Videos and images circulating on social media showed dead and injured children as the Syrian White Helmets (SCD) searched the rubble for survivors.
The attack has been blamed on Russia and comes on the same day that Amnesty International claimed some 300 civilians have been killed by the US-led coalition in Syria.
Rami Abdel Rahman, head of the UK-based Syrian Observatory for Human Rights (SOHR), was quoted by Al Jazeera as saying: "the dead children are students and the planes are believed to be Russian".
An unidentified activist from the opposition Idlib Media Centre told AFP: "One rocket hit the entrance of the school as students were leaving to go home, after the school administration decided to end classes for the day because of the raids."
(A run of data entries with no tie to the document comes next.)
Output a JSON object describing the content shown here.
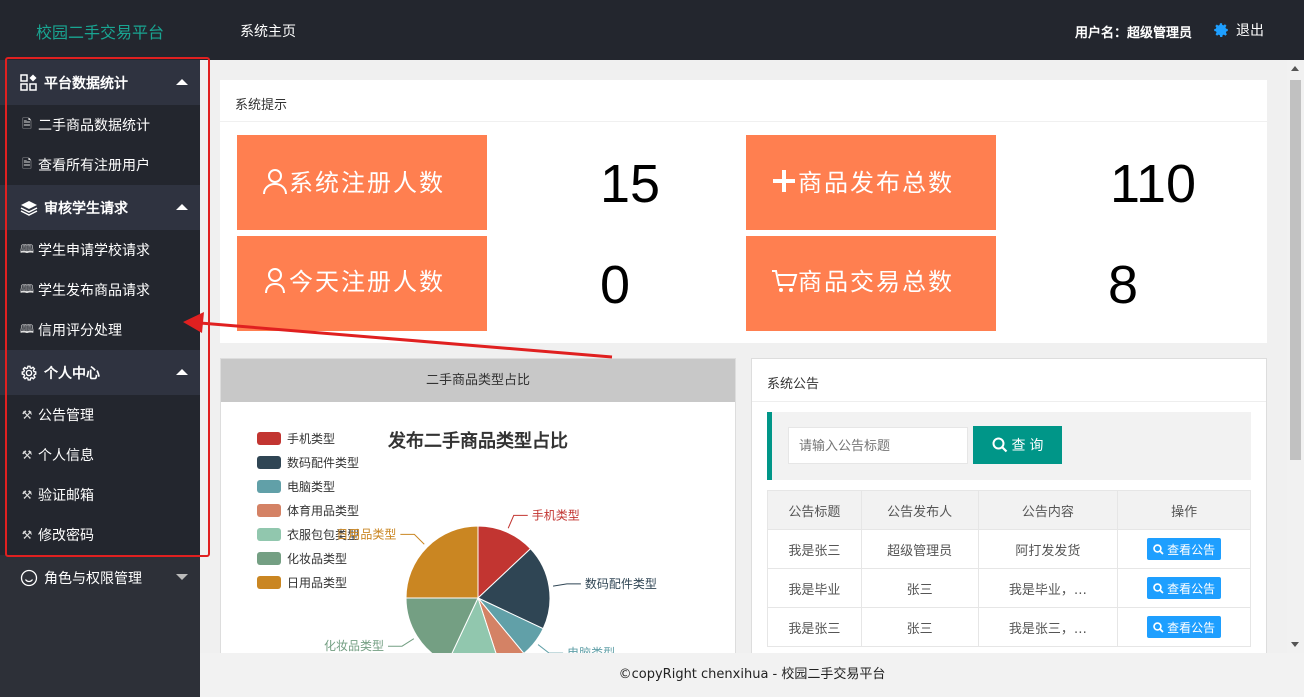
{
  "header": {
    "brand": "校园二手交易平台",
    "home_link": "系统主页",
    "user_label": "用户名：超级管理员",
    "logout_label": "退出"
  },
  "sidebar": {
    "groups": [
      {
        "label": "平台数据统计",
        "icon": "grid-icon",
        "items": [
          "二手商品数据统计",
          "查看所有注册用户"
        ]
      },
      {
        "label": "审核学生请求",
        "icon": "layers-icon",
        "items": [
          "学生申请学校请求",
          "学生发布商品请求",
          "信用评分处理"
        ]
      },
      {
        "label": "个人中心",
        "icon": "gear-icon",
        "items": [
          "公告管理",
          "个人信息",
          "验证邮箱",
          "修改密码"
        ]
      },
      {
        "label": "角色与权限管理",
        "icon": "smile-icon",
        "items": []
      }
    ]
  },
  "notice": {
    "title": "系统提示",
    "stats": [
      {
        "label": "系统注册人数",
        "value": "15",
        "icon": "users-icon"
      },
      {
        "label": "商品发布总数",
        "value": "110",
        "icon": "plus-icon"
      },
      {
        "label": "今天注册人数",
        "value": "0",
        "icon": "user-icon"
      },
      {
        "label": "商品交易总数",
        "value": "8",
        "icon": "cart-icon"
      }
    ]
  },
  "chart_card": {
    "header": "二手商品类型占比"
  },
  "chart_data": {
    "type": "pie",
    "title": "发布二手商品类型占比",
    "legend_position": "left",
    "categories": [
      "手机类型",
      "数码配件类型",
      "电脑类型",
      "体育用品类型",
      "衣服包包类型",
      "化妆品类型",
      "日用品类型"
    ],
    "values": [
      13,
      19,
      7,
      6,
      12,
      18,
      25
    ],
    "colors": [
      "#c23531",
      "#2f4554",
      "#61a0a8",
      "#d48265",
      "#91c7ae",
      "#749f83",
      "#ca8622"
    ]
  },
  "announcements": {
    "title": "系统公告",
    "search_placeholder": "请输入公告标题",
    "search_button": "查 询",
    "columns": [
      "公告标题",
      "公告发布人",
      "公告内容",
      "操作"
    ],
    "rows": [
      {
        "title": "我是张三",
        "publisher": "超级管理员",
        "content": "阿打发发货",
        "action": "查看公告"
      },
      {
        "title": "我是毕业",
        "publisher": "张三",
        "content": "我是毕业，…",
        "action": "查看公告"
      },
      {
        "title": "我是张三",
        "publisher": "张三",
        "content": "我是张三，…",
        "action": "查看公告"
      }
    ]
  },
  "footer": {
    "text": "©copyRight chenxihua - 校园二手交易平台"
  },
  "colors": {
    "accent": "#009688",
    "stat_tile": "#ff7f50",
    "annotation_red": "#e02020"
  }
}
Syrian regime forces loyal to President Bashar al-Assad and their Russian allies have been regularly accused of indiscriminately killing civilians, many of them around the besieged city of Aleppo, and targeting humanitarian aid convoys and hospitals.
Russia says it is only attacking Islamist groups including Isis and the ongoing crisis has soured relations between the Kremlin and Washington.
However the US-led coalition has also been regularly accused of killing civilians in both Syria and neighbouring Iraq. Amnesty International said on Wednesday that the coalition had killed hundreds of civilians in Syria, many of them in the battle for Manbij in July 2016.
Neil Sammonds, Amnesty International's researcher for Syria, told The Guardian: "In its backing of anti-Isis ground forces during this summer's Manbij campaign, the US-led coalition killed some 250 or more civilians, and yet it does not acknowledge them."